De los planes de igualdad de género en Venezuela

Por Maikely Ferrer

Dicen popularmente que información es poder, bajo esta frase se construyen y entretejen una serie de valoraciones, opiniones y hasta criterios de lo que debe hacerse o no hacerse. En el caso del diseño de políticas y acciones en atención de problemáticas que afectan a un número considerable de personas, contar con datos e información es el primer gran paso en la elaboración de planes de respuesta ante cualquier problema. Si bien, entender la realidad es un acto sumamente complejo y la información se presenta de diversas formas, la organización de los hechos, las causas y sus efectos es una actividad que no debe dejarse al olvido y asumir que la sistematización de la información permite atender con eficiencia y certeramente los problemas.

Claro está que brindar una respuesta efectiva y coherente con la realidad es una actividad complicada, pero no imposible. Uno de los mecanismos que se vienen desarrollando en la gestión pública ha sido la construcción de planes sectoriales, que buscan generar una ruta de navegación para los agentes decisores e implementadores de acciones públicas en pro de la búsqueda de soluciones a las demandas de grandes grupos poblacionales.

En el caso de Venezuela varios son los ejemplos, sin embargo quiero hacer referencia a los planes sectoriales en materia de igualdad de género, que hasta los momentos han sido tres, cada uno enmarcado en un contexto, en una linea de lucha y sobre todo en el aporte que produce a cada agente el desarrollo de logros significativos para las mujeres en toda su diversidad.

Haré especial mención al Plan para la Igualdad de Igualdad y Equidad de Género “Mamá Rosa” 2013-2019, el cual próximamente debe ser objeto de revisión y evaluación.
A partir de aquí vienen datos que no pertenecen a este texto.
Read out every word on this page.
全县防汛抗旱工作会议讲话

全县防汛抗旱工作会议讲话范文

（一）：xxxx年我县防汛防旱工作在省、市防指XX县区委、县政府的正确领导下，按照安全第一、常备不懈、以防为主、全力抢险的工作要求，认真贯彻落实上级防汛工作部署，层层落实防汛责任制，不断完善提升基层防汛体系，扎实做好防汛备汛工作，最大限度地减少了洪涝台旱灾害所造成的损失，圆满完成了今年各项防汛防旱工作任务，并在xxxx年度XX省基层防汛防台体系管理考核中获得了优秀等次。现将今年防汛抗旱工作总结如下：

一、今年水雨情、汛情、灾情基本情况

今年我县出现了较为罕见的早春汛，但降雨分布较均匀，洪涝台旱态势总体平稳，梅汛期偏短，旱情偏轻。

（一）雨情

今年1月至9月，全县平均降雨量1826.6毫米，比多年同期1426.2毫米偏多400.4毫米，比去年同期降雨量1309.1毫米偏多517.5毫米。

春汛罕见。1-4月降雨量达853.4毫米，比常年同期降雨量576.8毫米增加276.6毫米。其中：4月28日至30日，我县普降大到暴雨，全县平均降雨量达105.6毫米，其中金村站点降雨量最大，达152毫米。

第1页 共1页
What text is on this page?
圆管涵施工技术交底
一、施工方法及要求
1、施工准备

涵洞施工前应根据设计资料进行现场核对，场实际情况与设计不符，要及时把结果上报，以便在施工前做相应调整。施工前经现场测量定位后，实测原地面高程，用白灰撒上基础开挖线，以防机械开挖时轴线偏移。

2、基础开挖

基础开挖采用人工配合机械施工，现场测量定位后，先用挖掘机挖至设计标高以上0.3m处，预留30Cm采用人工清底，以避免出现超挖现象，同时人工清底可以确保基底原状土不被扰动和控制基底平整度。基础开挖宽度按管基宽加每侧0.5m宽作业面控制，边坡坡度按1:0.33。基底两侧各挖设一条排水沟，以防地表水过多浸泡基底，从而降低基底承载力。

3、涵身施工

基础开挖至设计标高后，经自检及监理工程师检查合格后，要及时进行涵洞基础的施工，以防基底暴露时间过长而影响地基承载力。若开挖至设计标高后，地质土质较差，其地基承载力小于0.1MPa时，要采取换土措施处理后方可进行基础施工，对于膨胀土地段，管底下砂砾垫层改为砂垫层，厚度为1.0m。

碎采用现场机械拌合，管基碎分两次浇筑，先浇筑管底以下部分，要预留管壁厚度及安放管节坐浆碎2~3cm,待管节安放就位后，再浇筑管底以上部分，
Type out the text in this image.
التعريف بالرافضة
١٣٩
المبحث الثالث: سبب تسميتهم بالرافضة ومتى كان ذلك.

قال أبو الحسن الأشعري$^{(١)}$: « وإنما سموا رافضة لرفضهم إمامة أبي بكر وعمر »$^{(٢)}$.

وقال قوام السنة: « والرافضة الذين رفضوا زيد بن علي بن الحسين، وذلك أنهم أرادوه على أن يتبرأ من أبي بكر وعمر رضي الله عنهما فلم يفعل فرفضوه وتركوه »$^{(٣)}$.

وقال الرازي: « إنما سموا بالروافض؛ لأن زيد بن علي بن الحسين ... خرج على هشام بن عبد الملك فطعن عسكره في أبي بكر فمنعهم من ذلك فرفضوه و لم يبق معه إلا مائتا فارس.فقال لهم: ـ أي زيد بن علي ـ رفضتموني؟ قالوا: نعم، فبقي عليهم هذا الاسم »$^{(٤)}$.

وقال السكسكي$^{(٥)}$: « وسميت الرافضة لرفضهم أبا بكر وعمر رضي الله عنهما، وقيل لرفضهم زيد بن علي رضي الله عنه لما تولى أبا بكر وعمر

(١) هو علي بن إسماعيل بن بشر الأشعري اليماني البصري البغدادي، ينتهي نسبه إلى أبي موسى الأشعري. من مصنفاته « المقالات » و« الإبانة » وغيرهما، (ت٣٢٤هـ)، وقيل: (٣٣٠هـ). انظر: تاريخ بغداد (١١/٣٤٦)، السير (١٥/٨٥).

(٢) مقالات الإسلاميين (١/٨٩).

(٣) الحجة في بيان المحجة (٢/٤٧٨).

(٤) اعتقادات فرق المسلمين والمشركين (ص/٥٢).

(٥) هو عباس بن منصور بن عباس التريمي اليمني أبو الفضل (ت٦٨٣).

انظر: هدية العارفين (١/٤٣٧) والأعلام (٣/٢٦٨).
El proceso de su construcción fue una experiencia de grandes retos, pues una de las caracteristicas esenciales de estos planes es que se formularon con la información suministrada por las mismas mujeres en su diversidad, resultando el trabajo de organización y sistematización una labor de primer orden, pues la realidad de sus demandas deben quedar transformadas en estrategias.

He de admitir que participar en este proceso fue una experiencia enriquecedora y reflexiva, pues entendí el grado de incidencia que se puede tener al contar o no con datos e información del sector, y comprendí la importancia de sistematizar y ordenar la información. A modo de reflexión el primer elemento para la generación de soluciones efectivas, certeras y coherentes parte del diagnostico real del problema, aquí dejo abierta la rendija para seguir reflexionando y analizando estos instrumentos.